Loving a Man Who Forgot Me Novel

Loving a Man Who Forgot Me Novel Chapter 23

Loving a Man Who Forgot Me Novel Chapter 23

I spun around, grabbed him by the jersey, and dragged him away from the line of people and listening ears.

“Give you a chance?” I ripped my hand away from his shirt. “To explain? Explain what exactly?”

  Our gazes locked, it felt like ripping my chest wide open all over again.

“I gave you your chance. I let myself believe you were still the Abel I loved, still my best friend.

That you and I were still us, that we could come back from what we became.” He looked away and it hurt as much as anything.

He couldn’t even meet my eyes and admit the truth.

  “I believed you,” I whispered hoarsely. His green eyes found mine again and I had to ignore what I saw in them.

If I let myself look too hard, my resolve might have wavered, and I couldn’t let him get to me again. “Like an idiot.”

  “Abbi,”  “Don’t,” I snarled. “It’s true. I thought I was special because of our history. I thought you were finally ready to quit screwing around and playing this damn game we’ve been playing the last eight years.

You swore to me Abel, you swore to me that if I trusted you, you were going to make everything right. A few days was all you needed and then you’d come home to me.

So imagine my shock when I got that apology text with no explanation attached, and then had to find out from a celebrity gossip site days later that you were married in a hush hush ceremony.

There is no apology or explanation that makes it okay, that makes anything we’ve done okay. So now we both just have to live with it.”  “Abbi, I’m so fucking sorry,” he choked.   I shook my head. “Save it. Whatever excuse you have, I don’t think I can hear it.

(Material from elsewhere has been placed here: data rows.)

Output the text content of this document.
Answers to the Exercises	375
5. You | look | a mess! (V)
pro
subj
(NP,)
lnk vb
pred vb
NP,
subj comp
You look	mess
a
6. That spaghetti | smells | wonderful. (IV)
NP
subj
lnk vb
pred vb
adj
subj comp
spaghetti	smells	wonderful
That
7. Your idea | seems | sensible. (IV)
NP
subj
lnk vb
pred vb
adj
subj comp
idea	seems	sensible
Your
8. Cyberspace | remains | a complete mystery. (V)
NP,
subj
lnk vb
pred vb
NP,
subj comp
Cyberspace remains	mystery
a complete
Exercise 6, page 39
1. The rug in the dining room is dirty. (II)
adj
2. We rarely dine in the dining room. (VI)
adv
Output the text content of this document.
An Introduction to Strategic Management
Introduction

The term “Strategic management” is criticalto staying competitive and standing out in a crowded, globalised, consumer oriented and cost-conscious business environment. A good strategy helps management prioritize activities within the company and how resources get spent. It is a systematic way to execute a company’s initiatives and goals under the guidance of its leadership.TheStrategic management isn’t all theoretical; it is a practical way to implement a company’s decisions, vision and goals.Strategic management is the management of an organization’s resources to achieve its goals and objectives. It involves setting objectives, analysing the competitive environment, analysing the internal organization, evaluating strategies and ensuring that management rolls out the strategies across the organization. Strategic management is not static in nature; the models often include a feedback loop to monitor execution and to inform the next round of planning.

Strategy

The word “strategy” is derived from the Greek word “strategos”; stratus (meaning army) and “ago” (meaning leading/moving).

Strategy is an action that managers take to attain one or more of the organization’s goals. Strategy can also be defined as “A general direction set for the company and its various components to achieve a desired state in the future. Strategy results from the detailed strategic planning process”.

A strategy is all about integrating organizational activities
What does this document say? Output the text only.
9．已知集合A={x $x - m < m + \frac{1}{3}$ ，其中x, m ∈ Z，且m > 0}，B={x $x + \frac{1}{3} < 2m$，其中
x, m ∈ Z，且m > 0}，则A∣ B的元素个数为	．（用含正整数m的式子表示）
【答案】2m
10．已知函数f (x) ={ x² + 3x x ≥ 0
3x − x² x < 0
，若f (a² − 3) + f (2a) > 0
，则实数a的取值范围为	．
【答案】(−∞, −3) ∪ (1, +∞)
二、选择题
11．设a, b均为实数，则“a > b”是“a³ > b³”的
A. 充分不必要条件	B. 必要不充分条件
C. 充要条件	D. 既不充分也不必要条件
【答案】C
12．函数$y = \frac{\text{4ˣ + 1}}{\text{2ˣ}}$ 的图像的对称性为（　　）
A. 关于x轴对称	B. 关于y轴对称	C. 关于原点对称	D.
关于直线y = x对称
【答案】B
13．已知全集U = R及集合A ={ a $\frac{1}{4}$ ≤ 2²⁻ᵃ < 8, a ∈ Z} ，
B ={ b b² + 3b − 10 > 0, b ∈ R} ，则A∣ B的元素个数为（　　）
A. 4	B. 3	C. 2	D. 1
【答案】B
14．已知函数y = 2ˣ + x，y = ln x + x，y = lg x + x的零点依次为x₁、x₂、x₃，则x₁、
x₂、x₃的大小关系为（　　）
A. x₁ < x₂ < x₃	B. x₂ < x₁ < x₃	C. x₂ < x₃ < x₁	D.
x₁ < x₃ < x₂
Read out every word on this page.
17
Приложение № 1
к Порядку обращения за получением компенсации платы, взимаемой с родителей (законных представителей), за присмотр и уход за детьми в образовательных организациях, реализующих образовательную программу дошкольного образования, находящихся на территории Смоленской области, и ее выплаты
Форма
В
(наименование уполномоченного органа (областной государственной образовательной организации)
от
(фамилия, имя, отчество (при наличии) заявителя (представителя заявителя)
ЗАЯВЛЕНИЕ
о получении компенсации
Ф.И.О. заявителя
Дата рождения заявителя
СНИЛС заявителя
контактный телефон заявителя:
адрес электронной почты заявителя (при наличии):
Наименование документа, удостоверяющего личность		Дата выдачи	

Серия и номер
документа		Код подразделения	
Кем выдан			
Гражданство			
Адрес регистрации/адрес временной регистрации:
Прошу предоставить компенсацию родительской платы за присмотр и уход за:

I should have known better. But I do now. And I’m done. I can’t do this anymore. I can’t keep waiting for the guy I loved to come back, and letting this one I don’t even recognize use me. You changed, and I didn’t see it, or didn’t want to see it, but my eyes are wide open now.

And I don’t think I want to know you anymore.” Hurt, as powerful as the hurt I felt, flickered in his gaze, but it wasn’t possible. He couldn’t possibly feel half of what I felt. If he did, another woman wouldn’t be wearing the ring I always thought would be mine.

I turned and rejoined the line that had grown even longer.   He didn’t follow me, and was back in his seat when I returned, arms laden with food and drinks. The second half of the game started, and I didn’t once look over at Abel.

I cheered on his brother, and joined in conversation with our parents, but did my best to pretend he wasn’t there.   The first home game of the season ended with a twelve-point victory for the Panthers, and Aiden proved to everyone why a sophomore was the starting quarterback.

Between him and Rodney Creswell, Darlington’s star running back, it was shaping up to be a great season for the Panthers, and still it was all I could do to keep a smile on my face as the crowd around me erupted into celebrations.

  Students packed the field, others filed out of the stadium, and those of us waiting on players, made our way down toward the tunnel that led to the locker rooms. My stomach grew queasy when Abel followed, not that I’d expected any differently. Hoped, yes.

  It wasn’t long before one by one, sweaty players, stripped of their pads and jerseys, started to emerge. The seconds ticked by while we waited, and my dread swelled. Abel could ruin everything.

  Last out of the locker room, Aiden appeared with Coach Richards. Coach slapped Aiden on the shoulder and then he was swept up in congratulations from our families. My dad reached out and shook Coach’s hand and congratulated him as well, and then Coach found me with his eyes. His face broke into an even wider grin.